Does it make sense to talk of the inertial mass of a scalar field? By the equivalence principle, it must be equal to its gravitational mass. We know that the scalar field contributes towards the stress-energy tensor, so, shouldn't it have an inertial mass too?
Yes, of course, if you produce a localized concentration of energy carried by a scalar field, it exhibits all the properties that this total energy $E=mc^2$ should exhibit.
It will enter the right hand side of Einstein's equations so it will curve the surrounding spacetime and create a gravitational field. It will be able to convert to other forms of energy so that the total energy conservation law, including the energy of the scalar field, holds.
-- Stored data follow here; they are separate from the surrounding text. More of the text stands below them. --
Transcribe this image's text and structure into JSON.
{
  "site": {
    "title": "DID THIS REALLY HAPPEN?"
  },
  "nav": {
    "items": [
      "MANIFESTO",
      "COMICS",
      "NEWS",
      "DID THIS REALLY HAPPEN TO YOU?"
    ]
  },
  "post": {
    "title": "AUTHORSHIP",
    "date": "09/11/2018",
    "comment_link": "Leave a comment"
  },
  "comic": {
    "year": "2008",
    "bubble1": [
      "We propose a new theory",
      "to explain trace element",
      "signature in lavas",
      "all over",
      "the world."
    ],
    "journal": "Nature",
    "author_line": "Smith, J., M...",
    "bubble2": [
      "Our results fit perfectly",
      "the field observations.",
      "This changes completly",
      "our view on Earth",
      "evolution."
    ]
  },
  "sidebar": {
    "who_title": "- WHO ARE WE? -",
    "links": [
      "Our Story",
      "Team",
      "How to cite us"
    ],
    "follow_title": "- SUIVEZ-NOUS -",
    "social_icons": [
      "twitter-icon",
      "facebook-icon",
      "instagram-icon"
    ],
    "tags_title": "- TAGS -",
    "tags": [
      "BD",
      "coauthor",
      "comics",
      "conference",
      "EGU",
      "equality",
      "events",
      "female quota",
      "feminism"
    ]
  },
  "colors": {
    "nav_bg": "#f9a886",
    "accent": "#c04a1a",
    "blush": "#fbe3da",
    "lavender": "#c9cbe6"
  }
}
And finally, it will also act as inertia. For example, a packet of energy carried by a field behaves as a particle. For example, a magnetic monopole may be imagined as a nontrivial localized solution to some field equations including scalar and gauge fields. A magnetic force $F=q_m B$ may act upon the magnetic monopole and the acceleration will indeed be given by $F=ma$ where $m=E/c^2$ is the inertial mass of the magnetic monopole, stored in the energy density of the fields.
This is exactly why it is assumed in the Standard Model that mass is the result of an interaction with a scalar "world potential" (The Higgs field) while for instance the changes in energy/momentum of a charge are due to the electromagnetic vector potential $A^\mu$